Friday, November 01, 2002


An Unreal book of Real poems

For S76

This book - Staying Alive - almost fell off the the top shelf off the poetry section as I walked passed it. From the enigmatic picture on the front to every syllable of every poem within it, you are drawn to have to own it. Usually I take ages looking for a book and now I don't buy as many as I used to, it is normally even longer but this took seconds to decide on. It is by my side and burning to be read further. This coincides with a visit to the very church illustrated in the previous entry. I was travelling home and in order not to arrive too early, I stopped off at Hanley Castle to have a quick look at my old school. It being half-term, I didn't want to go wandering around the buildings themselves so I walked around the church instead. It was a very murky and damp Autumn afternoon but something drew me to the path which we used to follow for one of two reasons. Either we had been sent off on a Cross-Country Run through the murk for no purpose other than to appeal to the sadistic sense of humour of the PE master or we were supposed to be counting flowers and insects in the water meadow at the bottom of the hill which sloped away from the Church (To the right in the picture below)



(From
The Worcestershire & Districts Change Ringing Association)

I have written a poem about this but it is not available to me at the moment. So the old phrase - I will post it when I can - comes into force. The weather during these excursions to document the various life in the water meadow, was always good. Well it would have to be quite dry otherwise we would have been washed away by the stream in flood. I don't know how this seemingly pointless exercise came to be such a strong memory. Maybe it is because it was so quiet. I was obviously very lucky to be so close to such a beautiful place. I would assume that most schools could not boast a real outdoor laboratory.

I wrote this last year :-



The whole world is white in my eyes; a complex detonation of particles, Charmed and Strange, disintegrating and covering everything around in bright alien colour. In this, the calmest place at the calmest time of year, the sun has been lost in this love forever, forced to cower in this brightness. The trees still shake in the warm breezes that come over the hill from the Churchyard and the stream we crossed to reach the field still flows gently under the ancient wooden bridge.

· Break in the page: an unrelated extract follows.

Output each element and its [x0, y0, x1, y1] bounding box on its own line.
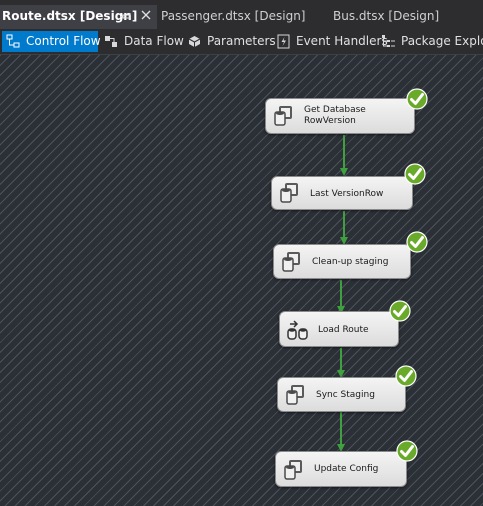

We are here to count flowers and insects. Our teacher has given us all wooden squares to throw onto the meadow grass and now we have to detail how many different species we can find within it. But I cannot count. The algebra we spun through our minds to paper only minutes before has deserted me and I can count ‘one, two and many’. Usually I can think in five dimensions and now I can’t even count. And I don’t know why.



I think it was a vision of a visit to the field but in the Summer. I don't really remember the non-descript (No-Weather) days, just the very cold and very hot days. Our lives are defined by the extremes, the hot and cold, the happy and sad but not by the normal, boring middle ground, the treading water days. I remember the nervousness of the exams, the euphoria of the last days of a Summer term or the extra-ordinary days of visits or of trekking through the Country. One winter day when we were duue for a mock Chemistry exam, I cycled to school through an blizzard which got worse and worse. I managed to get there to find that none of the busses had arrived and that the whole school was closed. I was unable to cycle home and was faced with waiting the whole day until my Father could come and pick me and my bike up. Those of us who had made it spent the day wandering from house to house calling on people we knew and being given cups of Hot-Chocolate and Marshmallows. It was grey and dark but with the snow all around quite breath-takingly special. I returned to the village and was given lunch at the Three Kings Pub which is just behind the photographer and to the right in the picture of the Church. I still owe them for the lunch. Eventually I managed to get to a friend's house in Upton-Upon-Severn where my Dad picked me up.

I don't remember in any detail the days of crushing boredom when I arrived at 7:30 and had to wait for an hour before anyone else turned up.